Before his first bout with cancer, there was no "balance" between Dodge's wants and the needs of others, Lael says. "He must have done a lot of thinking," she says. "When he came out of the illness, he really tried hard to be a more thoughtful person. He realized how valuable people were."

"He became gentler," Manny told me.

It was around the time of his first illness that Dodge met Mary Beth Teas, a woman whose sailing credentials included a voyage that involved rounding Cape Horn as well as a circumnavigation of South America. She nursed him through a sickness that left him, for a while, unable to walk or talk. And then she became the other resident of Snow Island.

In summer 2009, Dodge and his companion cruised the Maine coast in his 30-foot schooner, Eagle. Then he asked her whether she would like to do more extended cruising.

By that October, he had bought a Monk 36 trawler named Osprey and he headed south on the Intracoastal Waterway with Mary Beth. It was a colder-than-normal winter in Florida and the Bahamas, she recalls. Osprey spent less time at sandy beaches and more time anchored in harbors with many other boats.
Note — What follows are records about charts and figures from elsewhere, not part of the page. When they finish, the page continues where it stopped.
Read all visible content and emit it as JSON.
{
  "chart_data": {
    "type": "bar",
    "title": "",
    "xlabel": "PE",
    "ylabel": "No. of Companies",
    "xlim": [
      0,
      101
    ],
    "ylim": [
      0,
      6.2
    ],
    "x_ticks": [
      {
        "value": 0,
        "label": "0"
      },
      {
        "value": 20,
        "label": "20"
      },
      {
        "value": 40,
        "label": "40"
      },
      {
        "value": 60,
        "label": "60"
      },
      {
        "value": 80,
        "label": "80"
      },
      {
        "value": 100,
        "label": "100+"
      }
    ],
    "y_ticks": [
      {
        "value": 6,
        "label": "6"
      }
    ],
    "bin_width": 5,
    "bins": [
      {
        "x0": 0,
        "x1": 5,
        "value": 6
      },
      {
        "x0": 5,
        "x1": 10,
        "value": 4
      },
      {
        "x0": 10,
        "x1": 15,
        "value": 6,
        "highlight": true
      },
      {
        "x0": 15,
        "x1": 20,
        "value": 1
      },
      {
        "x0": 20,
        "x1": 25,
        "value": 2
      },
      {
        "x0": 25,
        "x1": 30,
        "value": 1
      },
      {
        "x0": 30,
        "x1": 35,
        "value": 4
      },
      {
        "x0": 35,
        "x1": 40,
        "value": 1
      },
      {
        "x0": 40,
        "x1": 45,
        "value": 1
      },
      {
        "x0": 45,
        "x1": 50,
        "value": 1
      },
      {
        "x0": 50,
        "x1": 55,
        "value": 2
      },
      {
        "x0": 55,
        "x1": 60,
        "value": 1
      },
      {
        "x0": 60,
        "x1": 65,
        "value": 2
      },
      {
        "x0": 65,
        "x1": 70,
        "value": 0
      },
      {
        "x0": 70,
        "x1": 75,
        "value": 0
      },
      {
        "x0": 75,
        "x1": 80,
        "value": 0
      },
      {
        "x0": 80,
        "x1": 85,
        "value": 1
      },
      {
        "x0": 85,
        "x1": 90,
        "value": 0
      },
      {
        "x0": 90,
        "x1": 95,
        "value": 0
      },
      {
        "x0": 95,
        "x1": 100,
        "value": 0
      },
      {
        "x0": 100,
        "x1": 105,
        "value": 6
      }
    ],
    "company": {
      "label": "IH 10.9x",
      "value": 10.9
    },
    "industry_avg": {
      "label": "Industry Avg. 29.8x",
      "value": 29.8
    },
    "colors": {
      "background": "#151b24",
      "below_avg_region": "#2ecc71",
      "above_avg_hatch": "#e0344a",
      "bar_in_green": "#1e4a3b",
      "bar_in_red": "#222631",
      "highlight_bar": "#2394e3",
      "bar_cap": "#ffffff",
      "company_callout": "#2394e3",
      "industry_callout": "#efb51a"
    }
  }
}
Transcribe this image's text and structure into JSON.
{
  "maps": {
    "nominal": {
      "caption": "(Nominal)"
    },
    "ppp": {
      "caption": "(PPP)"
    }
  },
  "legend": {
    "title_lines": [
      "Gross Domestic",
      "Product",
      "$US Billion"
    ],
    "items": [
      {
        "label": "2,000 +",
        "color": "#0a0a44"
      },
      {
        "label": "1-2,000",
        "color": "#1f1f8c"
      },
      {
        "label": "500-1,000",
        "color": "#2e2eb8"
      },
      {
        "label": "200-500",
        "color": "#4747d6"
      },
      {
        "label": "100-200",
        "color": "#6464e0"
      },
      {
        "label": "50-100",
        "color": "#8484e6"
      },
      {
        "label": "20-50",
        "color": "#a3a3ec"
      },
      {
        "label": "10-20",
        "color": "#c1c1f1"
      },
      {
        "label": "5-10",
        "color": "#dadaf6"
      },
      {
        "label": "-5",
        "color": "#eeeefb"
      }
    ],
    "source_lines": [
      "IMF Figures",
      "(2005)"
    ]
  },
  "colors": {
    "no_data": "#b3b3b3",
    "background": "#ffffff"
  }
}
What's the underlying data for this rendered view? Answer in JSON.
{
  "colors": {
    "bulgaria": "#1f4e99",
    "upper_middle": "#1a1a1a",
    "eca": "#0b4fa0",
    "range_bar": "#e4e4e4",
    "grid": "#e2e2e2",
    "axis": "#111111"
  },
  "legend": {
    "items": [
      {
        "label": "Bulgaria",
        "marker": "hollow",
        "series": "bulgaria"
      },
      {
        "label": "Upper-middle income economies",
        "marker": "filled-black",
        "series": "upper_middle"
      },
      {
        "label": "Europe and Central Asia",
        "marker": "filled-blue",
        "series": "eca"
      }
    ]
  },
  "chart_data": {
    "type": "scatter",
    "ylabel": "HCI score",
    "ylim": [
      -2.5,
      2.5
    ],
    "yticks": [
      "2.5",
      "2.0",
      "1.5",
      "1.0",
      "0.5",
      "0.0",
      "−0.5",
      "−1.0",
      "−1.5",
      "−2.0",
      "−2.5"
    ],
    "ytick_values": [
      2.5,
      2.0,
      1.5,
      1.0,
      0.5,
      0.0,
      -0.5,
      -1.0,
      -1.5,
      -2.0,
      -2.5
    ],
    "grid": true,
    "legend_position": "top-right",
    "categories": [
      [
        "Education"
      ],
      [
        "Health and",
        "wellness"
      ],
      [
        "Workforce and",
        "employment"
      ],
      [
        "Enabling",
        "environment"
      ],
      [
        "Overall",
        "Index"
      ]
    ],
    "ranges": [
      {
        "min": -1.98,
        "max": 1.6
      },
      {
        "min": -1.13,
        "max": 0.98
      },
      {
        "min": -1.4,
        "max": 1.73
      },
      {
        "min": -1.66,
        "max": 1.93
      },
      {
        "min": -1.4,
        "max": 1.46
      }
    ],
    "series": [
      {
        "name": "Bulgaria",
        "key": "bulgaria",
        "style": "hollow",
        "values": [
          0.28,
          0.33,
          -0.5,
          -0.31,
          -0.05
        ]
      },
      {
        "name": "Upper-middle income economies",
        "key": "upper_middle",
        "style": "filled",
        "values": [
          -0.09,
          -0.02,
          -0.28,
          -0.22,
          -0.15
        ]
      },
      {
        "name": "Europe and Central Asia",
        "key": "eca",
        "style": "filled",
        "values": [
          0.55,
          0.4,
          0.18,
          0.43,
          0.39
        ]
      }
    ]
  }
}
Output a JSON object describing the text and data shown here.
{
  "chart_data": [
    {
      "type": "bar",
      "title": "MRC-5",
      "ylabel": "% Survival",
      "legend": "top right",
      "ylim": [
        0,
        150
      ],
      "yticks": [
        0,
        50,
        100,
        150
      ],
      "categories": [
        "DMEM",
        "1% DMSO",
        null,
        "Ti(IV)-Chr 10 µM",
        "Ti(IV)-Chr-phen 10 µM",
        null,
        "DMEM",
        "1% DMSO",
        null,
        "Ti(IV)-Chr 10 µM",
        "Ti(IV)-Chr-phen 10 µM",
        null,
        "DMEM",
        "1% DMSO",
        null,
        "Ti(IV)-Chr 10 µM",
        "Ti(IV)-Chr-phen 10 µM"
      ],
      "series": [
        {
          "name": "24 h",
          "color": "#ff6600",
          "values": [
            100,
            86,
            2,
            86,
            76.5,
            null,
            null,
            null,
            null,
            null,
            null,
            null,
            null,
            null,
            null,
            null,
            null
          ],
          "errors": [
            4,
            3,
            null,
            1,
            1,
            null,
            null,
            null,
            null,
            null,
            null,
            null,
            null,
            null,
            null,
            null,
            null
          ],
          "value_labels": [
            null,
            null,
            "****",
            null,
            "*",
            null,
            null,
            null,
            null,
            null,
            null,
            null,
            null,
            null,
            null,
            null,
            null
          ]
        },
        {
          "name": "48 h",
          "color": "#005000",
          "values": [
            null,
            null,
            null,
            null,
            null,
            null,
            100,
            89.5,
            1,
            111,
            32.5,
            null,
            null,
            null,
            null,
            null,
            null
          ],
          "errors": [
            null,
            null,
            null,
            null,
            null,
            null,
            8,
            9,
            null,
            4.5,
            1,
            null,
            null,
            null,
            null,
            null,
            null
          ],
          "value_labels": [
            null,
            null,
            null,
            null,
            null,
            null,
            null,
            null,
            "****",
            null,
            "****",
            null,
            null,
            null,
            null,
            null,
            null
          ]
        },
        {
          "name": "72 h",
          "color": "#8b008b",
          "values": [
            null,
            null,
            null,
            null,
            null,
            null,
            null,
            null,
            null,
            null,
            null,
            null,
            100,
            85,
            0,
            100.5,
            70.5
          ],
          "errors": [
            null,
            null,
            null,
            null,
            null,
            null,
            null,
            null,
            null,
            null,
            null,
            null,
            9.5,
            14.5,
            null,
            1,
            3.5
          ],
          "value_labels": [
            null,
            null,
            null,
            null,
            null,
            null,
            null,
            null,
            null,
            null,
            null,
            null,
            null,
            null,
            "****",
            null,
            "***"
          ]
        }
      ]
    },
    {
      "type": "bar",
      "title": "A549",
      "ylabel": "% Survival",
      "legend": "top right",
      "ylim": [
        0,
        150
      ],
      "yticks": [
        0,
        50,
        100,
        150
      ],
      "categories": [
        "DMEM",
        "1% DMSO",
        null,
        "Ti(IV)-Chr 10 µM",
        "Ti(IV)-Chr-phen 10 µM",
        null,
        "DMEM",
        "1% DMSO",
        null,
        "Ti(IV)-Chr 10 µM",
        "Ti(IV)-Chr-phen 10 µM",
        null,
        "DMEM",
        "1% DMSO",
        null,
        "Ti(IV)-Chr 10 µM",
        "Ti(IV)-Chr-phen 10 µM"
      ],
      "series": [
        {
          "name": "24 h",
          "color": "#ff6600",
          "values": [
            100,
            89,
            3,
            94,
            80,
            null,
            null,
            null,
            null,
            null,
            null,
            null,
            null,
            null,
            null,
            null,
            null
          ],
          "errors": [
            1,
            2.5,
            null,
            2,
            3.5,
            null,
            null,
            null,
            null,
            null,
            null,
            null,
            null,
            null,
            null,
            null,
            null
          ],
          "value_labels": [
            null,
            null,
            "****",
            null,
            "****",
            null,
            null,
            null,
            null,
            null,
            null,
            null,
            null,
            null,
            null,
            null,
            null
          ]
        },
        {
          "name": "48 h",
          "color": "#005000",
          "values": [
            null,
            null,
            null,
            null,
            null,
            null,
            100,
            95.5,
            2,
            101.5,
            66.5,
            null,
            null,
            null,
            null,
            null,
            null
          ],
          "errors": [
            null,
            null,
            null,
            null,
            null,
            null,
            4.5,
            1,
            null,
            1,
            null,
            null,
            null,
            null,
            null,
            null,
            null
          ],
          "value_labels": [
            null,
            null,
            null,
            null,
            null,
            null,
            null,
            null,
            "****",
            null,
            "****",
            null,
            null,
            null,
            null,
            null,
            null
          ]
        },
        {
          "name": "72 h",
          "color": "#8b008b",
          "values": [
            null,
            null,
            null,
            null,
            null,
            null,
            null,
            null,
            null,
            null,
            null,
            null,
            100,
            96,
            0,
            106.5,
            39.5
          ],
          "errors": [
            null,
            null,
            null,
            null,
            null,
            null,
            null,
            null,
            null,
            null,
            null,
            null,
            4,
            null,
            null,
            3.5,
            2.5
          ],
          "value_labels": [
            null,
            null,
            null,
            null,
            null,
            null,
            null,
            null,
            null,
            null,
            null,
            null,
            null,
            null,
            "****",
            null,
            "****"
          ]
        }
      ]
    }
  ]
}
Still, "we had a fabulous time," Mary Beth says.

In July, for the ninth time, Dodge invited 140 of his friends to Snow Island for his annual Bang and Go Back picnic. He was his usual humorous self, if slightly less profane than I'd seen him.

A month later, I stopped by Snow Island on my way home. When I asked Dodge whether he and Mary Beth would be cruising south again this winter, he hedged. He had some business matters to address and some minor surgery to get past. So unlike last winter, when they stayed aboard the entire season, they would be parking Osprey from time to time and returning home.

But he'd had the boat hauled and the bottom painted. When he headed for the hospital, there was a collection of papers on his desk on Snow Island, Mary Beth told me. Some dealt with preparing the trawler for the next voyage.